Indonesia memiliki obat baru Covid-19. Obat oral bernama nirmatrelvir/ritonavir atau Paxlovid ini diklaim lebih efektif dalam menyembuhkan pasien.
Obat tersebut bisa diberikan kepada pasien dengan tingkat keparahan ringan hingga sedang dan berpotensi menjadi berat. Menteri Kesehatan (Menkes), Budi Gunadi Sadikin, mengatakan, penyediaan stok obat dalam negeri merupakan upaya mempermudah masyarakat dalam mengakses obat.
"Kita harus memiliki obat di dalam negeri. Jadi, ketika seseorang terkena penyakit, mereka tidak perlu panik, mereka tidak harus bergantung pada pemerintah. Mereka dapat pergi ke fasilitas kesehatan yang dekat untuk mengakses ke obat ini," ujarnya ketika menerima Paxlovid di Gedung Kementerian Kesehatan (Kemenkes), Jakarta, pada Kamis (13/4).

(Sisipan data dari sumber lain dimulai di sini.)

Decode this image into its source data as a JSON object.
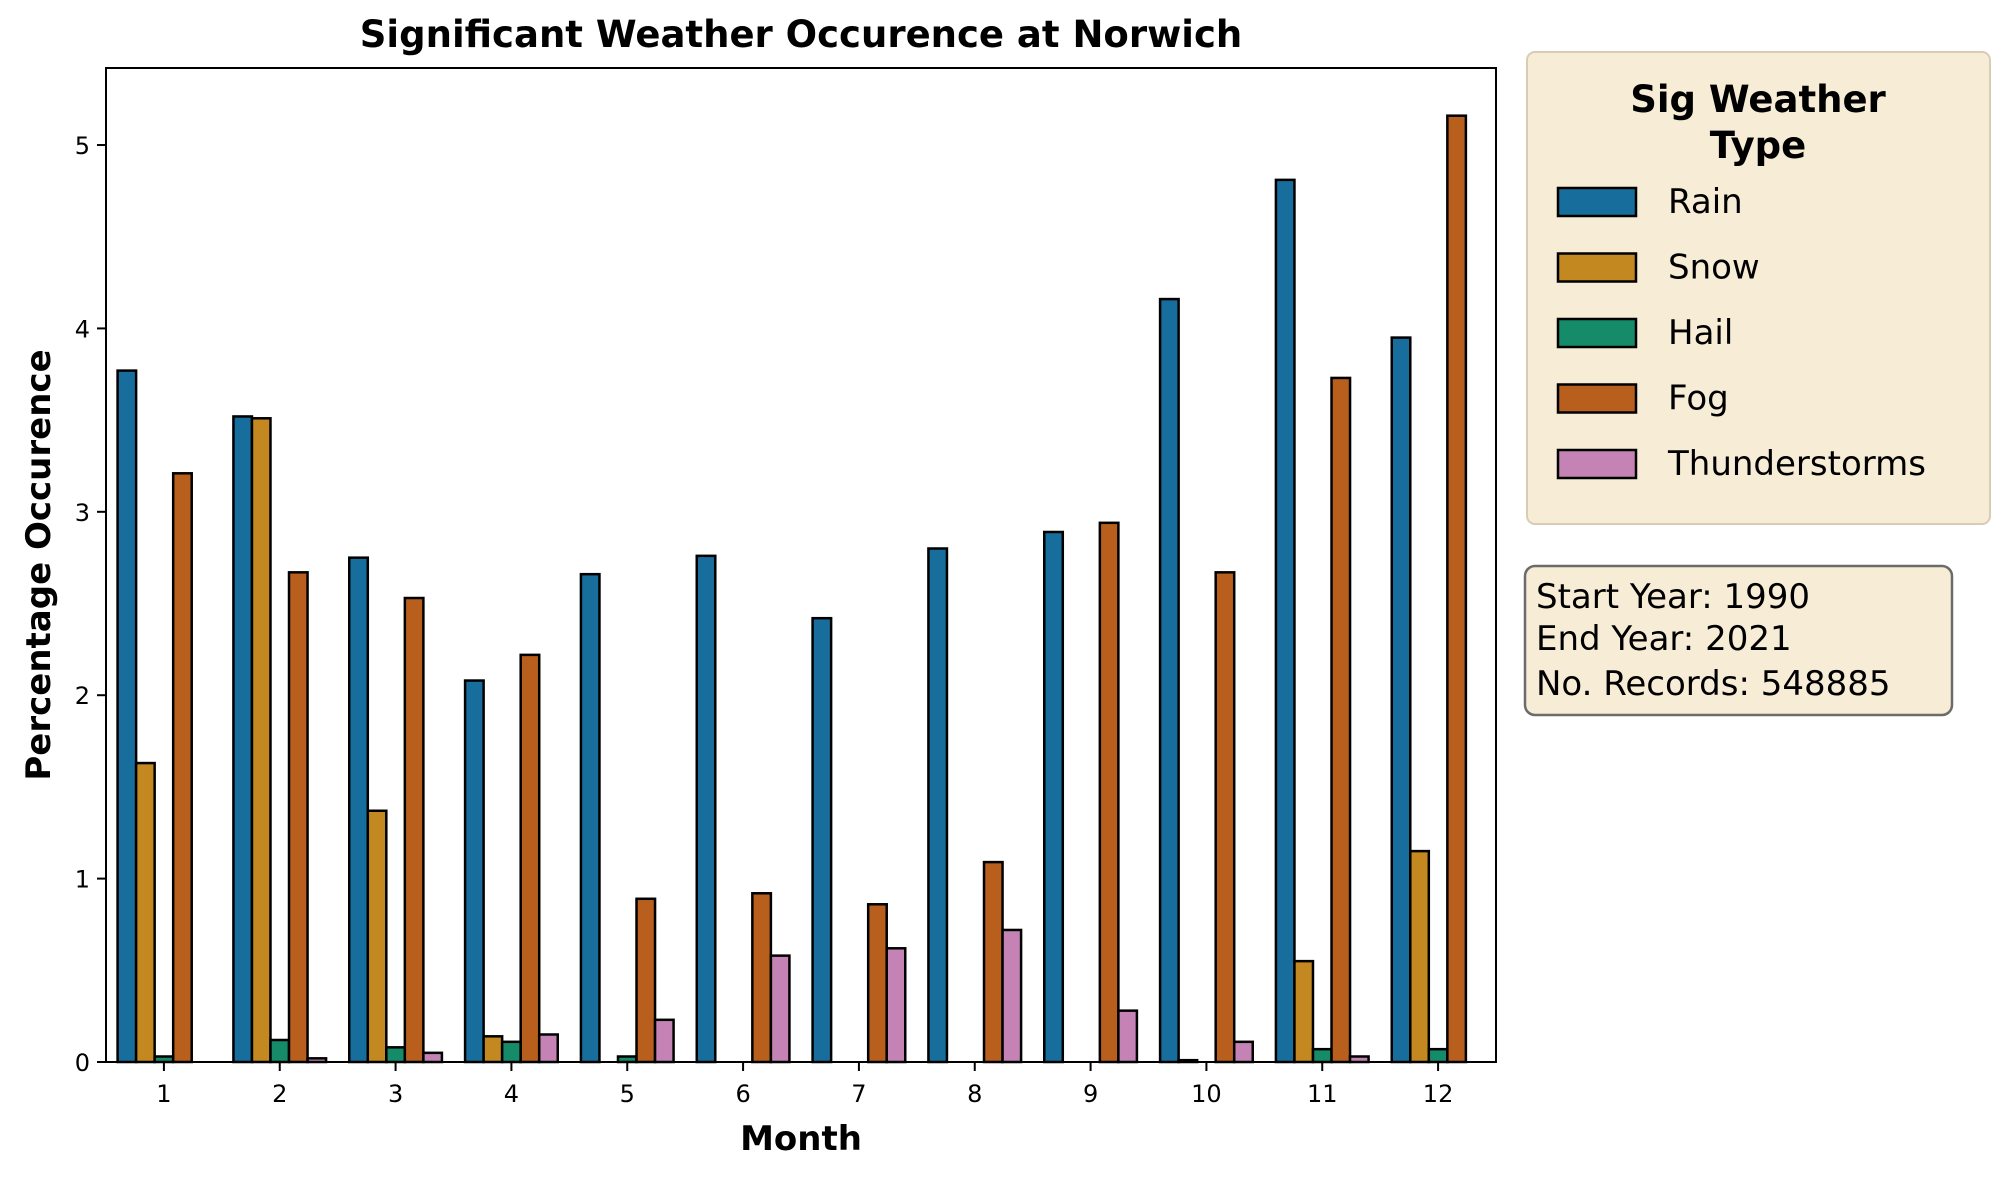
{
  "chart_data": {
    "type": "bar",
    "title": "Significant Weather Occurence at Norwich",
    "xlabel": "Month",
    "ylabel": "Percentage Occurence",
    "categories": [
      "1",
      "2",
      "3",
      "4",
      "5",
      "6",
      "7",
      "8",
      "9",
      "10",
      "11",
      "12"
    ],
    "ylim": [
      0,
      5.42
    ],
    "yticks": [
      "0",
      "1",
      "2",
      "3",
      "4",
      "5"
    ],
    "legend": {
      "title": "Sig Weather Type",
      "title_lines": [
        "Sig Weather",
        "Type"
      ],
      "placement": "outside-right-top"
    },
    "series": [
      {
        "name": "Rain",
        "color": "#176d9c",
        "values": [
          3.77,
          3.52,
          2.75,
          2.08,
          2.66,
          2.76,
          2.42,
          2.8,
          2.89,
          4.16,
          4.81,
          3.95
        ]
      },
      {
        "name": "Snow",
        "color": "#c38820",
        "values": [
          1.63,
          3.51,
          1.37,
          0.14,
          0,
          0,
          0,
          0,
          0,
          0.01,
          0.55,
          1.15
        ]
      },
      {
        "name": "Hail",
        "color": "#158b6a",
        "values": [
          0.03,
          0.12,
          0.08,
          0.11,
          0.03,
          0,
          0,
          0,
          0,
          0,
          0.07,
          0.07
        ]
      },
      {
        "name": "Fog",
        "color": "#b85f1d",
        "values": [
          3.21,
          2.67,
          2.53,
          2.22,
          0.89,
          0.92,
          0.86,
          1.09,
          2.94,
          2.67,
          3.73,
          5.16
        ]
      },
      {
        "name": "Thunderstorms",
        "color": "#c482b5",
        "values": [
          0,
          0.02,
          0.05,
          0.15,
          0.23,
          0.58,
          0.62,
          0.72,
          0.28,
          0.11,
          0.03,
          0
        ]
      }
    ],
    "info_box": [
      "Start Year: 1990",
      "End Year: 2021",
      "No. Records: 548885"
    ]
  }
}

Dirjen Kefarmasian dan Alat Kesehatan Kemenkes, L. Rizka Andalusia, menambahkan, Paxlovid sudah mendapatkan izin edar dari Badan Pengawasan Obat dan Makanan Amerika Serikat (FDA). Berdasarkan hasil uji klinis, Paxlovid efektif mengatasi Covid-19 gejala ringan dan yang berisiko tinggi menjadi berat.
Paxlovid merupakan hasil kerja sama Indonesia dengan Amerika dan Australia. Sebanyak 24.096 dosis didonasikan untuk RI.
Ini merupakan obat terakhir yang ditemukan setelah favipiravir dan molnupiravir. Saat ini, Paxlovid sudah berada di instalasi farmasi pusat Kemenkes.
Nantinya, kata Rizka, Paxlovid akan didistribusikan ke 34 provinsi. Pada tahap awal, distribusi obat akan diprioritaskan kepada daerah yang sangat membutuhkan.
"Teknis pemberian Paxlovid ini satu treatment course untuk 5 hari. Obat ini adalah kombinasi dua obat atau dua antivirus yang diminum bersamaan, diminum satu kali sehari selama 5 hari. Jadi, treatment itu selama 5 hari," kata dia. Paxlovid tidak diberikan kepada anak-anak karena hanya untuk orang dewasa.
Sementara itu, WHO Representative to Indonesia, N. Paranietharan, mengungkapkan, pasien Covid-19 yang mengonsumsi Paxlovid dapat mengurangi rawat inap dan risiko kematian hingga 89%.
"Jika kita jatuh sakit, Paxlovid akan mencegah kita berpindah dari gejala ringan ke penyakit parah. Ini pertama kali ada di Indonesia dan itu berhasil," ungkap Paranietharan.